Broadwater, 62, said in a statement relayed by Hammond, “I appreciate what Attorney General James has done, and I hope and pray that others in my situation can achieve the same measure of justice. We all suffer from destroyed lives.”
“Obviously no amount of money can erase the injustices Mr. Broadwater suffered, but the settlement now officially acknowledges them,” Sebold said in a statement released through a spokesperson.
Sebold was an 18-year-old first-year student at Syracuse when she was raped in a park near campus in May 1981. She described the attack and the ensuing prosecution in a memoir, “Lucky,” published in 1999.
Sebold went on to win acclaim for her 2002 novel “The Lovely Bones,” which recounts the aftermath of a teenage girl’s rape and murder and was made into a movie starring Saoirse Ronan, Susan Sarandon and Stanley Tucci.
Sebold, who is white, wrote in “Lucky” that she spotted a Black man in the street months after being raped and was sure that he was her attacker.
“He was smiling as he approached. He recognized me. It was a stroll in the park to him; he had met an acquaintance on the street,” Sebold wrote. “ ‘Hey, girl,’ he said. ‘Don’t I know you from somewhere?’ ”
Police arrested Broadwater, who was given the pseudonym Gregory Madison in “Lucky.” But Sebold failed to identify him in a police lineup, picking a different man as her attacker.
Broadwater was nonetheless tried and convicted in 1982 after Sebold identified him as her rapist on the witness stand and an expert said microscopic hair analysis had tied Broadwater to the crime.

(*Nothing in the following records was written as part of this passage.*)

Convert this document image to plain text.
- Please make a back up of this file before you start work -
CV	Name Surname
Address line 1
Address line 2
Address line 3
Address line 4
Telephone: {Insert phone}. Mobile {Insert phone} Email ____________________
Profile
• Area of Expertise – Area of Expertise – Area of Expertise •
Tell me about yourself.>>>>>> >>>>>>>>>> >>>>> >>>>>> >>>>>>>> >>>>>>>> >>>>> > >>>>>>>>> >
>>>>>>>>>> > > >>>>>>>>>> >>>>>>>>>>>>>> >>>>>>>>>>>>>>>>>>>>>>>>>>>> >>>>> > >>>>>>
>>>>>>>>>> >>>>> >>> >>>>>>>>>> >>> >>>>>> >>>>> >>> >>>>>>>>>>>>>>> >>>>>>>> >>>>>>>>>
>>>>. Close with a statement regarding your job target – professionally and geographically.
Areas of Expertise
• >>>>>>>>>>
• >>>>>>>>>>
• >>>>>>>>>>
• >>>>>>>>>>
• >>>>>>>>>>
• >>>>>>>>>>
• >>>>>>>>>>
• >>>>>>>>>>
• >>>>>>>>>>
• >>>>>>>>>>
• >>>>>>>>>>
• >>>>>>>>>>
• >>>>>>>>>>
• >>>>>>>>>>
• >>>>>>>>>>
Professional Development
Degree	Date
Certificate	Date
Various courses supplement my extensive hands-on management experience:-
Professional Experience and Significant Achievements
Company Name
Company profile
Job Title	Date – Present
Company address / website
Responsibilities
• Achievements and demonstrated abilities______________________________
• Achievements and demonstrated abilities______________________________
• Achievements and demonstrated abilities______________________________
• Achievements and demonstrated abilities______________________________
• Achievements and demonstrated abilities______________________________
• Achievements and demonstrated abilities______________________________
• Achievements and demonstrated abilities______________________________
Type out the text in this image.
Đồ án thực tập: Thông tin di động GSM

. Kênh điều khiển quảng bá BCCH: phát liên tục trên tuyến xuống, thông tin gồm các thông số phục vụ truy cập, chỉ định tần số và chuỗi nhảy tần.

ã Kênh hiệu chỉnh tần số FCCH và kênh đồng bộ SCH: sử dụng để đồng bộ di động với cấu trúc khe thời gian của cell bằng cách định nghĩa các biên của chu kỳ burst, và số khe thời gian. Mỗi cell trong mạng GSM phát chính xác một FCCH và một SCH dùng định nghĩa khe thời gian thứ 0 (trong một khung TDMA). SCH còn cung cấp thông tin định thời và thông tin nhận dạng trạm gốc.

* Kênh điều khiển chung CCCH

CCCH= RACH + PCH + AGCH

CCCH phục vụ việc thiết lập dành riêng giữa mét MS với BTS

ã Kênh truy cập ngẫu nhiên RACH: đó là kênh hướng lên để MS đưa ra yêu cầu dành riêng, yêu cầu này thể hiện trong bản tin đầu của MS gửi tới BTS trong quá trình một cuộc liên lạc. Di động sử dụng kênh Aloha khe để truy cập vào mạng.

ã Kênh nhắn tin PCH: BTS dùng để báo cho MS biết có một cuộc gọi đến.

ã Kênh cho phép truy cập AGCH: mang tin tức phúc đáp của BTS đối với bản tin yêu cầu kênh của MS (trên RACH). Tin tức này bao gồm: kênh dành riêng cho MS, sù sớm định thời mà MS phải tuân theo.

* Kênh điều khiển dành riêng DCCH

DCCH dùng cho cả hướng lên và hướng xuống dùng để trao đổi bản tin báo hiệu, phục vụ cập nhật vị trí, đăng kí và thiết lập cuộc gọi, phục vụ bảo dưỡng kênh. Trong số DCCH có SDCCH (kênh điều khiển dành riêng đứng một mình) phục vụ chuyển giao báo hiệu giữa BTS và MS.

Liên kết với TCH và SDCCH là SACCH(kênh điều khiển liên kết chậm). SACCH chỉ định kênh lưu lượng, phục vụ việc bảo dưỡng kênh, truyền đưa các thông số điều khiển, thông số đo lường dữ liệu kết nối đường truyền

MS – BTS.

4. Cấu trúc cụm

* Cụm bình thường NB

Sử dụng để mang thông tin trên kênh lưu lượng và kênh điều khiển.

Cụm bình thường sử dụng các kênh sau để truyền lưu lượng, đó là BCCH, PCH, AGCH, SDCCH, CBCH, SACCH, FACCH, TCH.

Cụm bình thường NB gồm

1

That type of analysis has since been deemed junk science by the U.S. Department of Justice.
Broadwater was released from prison in 1999. But he still had to register as a sex offender until his conviction was vacated in November 2021.
William J. Fitzpatrick, the current district attorney for Onondaga County, the central New York county that includes Syracuse, joined the motion to vacate the conviction, noting that witness identifications, particularly across racial lines, are often unreliable.
Broadwater’s settlement with the state must be approved by a judge before it becomes final.
“Anthony Broadwater was convicted for a crime he never committed, and was incarcerated despite his innocence. While we cannot undo the wrongs from more than four decades ago, this settlement agreement is a critical step to deliver some semblance of justice to Mr. Broadwater,” James said in an emailed statement.
Broadwater has also filed a federal civil rights lawsuit against Onondaga County, the city of Syracuse and an assistant district attorney and a police officer who were involved in prosecuting him. That case is pending.
Sebold apologized to Broadwater in a 2021 statement released to The Associated Press and later posted on Medium.
She wrote that “as a traumatized 18-year-old rape victim, I chose to put my faith in the American legal system. My goal in 1982 was justice — not to perpetuate injustice. And certainly not to forever, and irreparably, alter a young man’s life by the very crime that had altered mine.”